6. An exhaust gas chimney as set forth in claim 4 which further has a peripheral wall supporting said first funnel thereon and wherein said wall includes a plurality of elongated vertical slots therein and each arm passes through a respective slot and wherein said drive includes a plurality of screw-threaded spindles, each spindle being connected to a respective arm for moving said arm vertically upon rotation of said spindle.

7. An exhaust gas chimney as set forth in claim 6 wherein said drive includes a plurality of horizontal shafts about said chimney wall, bevel gears interconnecting said shafts to each other and to said spindles and a motor connected to at least one of said shafts for driving said shafts and spindles.

8. An exhaust gas chimney as set forth in claim 6 which further has a plurality of seals, each seal being mounted over a respective slot to seal said slot to the exterior of said wall.
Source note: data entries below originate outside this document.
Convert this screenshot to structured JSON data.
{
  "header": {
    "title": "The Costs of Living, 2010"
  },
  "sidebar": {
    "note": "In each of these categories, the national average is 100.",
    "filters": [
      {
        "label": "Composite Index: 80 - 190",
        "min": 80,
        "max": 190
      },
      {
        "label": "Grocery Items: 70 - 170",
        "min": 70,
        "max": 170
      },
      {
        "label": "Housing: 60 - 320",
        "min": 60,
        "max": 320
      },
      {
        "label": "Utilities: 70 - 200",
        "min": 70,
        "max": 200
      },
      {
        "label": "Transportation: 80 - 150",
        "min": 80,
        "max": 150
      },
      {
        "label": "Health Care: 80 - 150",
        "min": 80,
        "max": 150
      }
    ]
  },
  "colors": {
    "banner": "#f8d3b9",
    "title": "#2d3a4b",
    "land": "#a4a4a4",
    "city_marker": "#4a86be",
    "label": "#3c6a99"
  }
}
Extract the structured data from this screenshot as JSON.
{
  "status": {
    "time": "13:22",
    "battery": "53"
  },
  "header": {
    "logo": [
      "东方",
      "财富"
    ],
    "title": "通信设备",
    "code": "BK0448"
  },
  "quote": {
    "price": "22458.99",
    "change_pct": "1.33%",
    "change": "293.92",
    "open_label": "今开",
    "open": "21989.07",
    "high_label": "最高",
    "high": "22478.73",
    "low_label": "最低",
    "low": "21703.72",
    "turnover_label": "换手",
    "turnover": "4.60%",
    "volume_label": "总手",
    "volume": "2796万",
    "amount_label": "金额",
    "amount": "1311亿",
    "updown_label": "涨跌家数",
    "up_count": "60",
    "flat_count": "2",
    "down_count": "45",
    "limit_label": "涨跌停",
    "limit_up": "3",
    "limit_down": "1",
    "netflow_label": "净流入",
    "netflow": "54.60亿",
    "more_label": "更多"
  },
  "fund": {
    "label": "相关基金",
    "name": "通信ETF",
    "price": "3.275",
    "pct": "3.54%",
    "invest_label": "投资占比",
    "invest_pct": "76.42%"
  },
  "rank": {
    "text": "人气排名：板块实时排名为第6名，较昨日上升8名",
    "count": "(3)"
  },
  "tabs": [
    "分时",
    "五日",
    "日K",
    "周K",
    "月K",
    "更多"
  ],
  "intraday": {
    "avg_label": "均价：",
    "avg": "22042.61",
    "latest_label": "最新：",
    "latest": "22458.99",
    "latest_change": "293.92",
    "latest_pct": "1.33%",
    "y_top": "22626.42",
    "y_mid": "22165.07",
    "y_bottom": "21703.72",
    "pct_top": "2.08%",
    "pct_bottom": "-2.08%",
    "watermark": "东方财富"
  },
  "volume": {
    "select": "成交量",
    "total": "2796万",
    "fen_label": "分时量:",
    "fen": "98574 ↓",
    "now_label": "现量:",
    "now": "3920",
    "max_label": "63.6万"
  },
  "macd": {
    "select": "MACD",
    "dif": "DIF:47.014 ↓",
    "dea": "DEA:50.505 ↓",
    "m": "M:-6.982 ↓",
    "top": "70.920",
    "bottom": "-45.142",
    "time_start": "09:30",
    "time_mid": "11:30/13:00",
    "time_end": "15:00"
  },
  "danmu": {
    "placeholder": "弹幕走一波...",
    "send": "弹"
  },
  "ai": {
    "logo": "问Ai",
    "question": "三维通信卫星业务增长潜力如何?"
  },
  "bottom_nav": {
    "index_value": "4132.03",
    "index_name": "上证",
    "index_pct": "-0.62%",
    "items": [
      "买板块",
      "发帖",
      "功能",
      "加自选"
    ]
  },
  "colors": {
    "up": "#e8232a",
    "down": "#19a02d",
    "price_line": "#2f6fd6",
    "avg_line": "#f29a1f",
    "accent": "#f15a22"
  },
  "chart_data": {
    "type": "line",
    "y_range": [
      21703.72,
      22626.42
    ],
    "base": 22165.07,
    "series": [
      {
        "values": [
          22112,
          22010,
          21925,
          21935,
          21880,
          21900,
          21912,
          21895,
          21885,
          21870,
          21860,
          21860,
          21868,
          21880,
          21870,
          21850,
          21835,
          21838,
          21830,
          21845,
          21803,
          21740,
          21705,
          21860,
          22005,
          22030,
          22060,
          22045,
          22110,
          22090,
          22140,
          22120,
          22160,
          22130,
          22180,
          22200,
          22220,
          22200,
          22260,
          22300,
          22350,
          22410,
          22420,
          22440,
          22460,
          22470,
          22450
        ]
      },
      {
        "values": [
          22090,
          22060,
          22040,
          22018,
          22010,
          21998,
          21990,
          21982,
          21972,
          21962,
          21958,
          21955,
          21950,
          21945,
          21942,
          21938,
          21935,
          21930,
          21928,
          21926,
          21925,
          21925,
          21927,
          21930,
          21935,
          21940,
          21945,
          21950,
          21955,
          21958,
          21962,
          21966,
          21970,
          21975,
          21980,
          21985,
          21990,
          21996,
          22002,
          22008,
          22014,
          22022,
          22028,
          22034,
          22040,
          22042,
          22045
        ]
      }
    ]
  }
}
9. An exhaust gas chimney having an outlet end, an upwardly converging outflow funnel at said outlet end for passage of a flow of exhaust gas, said outflow funnel having a minimum inner diameter at an upper end, a second upwardly converging funnel coaxially within said outflow funnel for throttling the flow of exhaust gas while maintaining the flow in a round cross-section, said second funnel having a maximum outer diameter at a lower end approximately the same as said minimum inner diameter of said outflow funnel and means for moving said funnels vertically relative to each other from a closed position to an open position to define an annular chamber between said funnels for a flow of exhaust gas.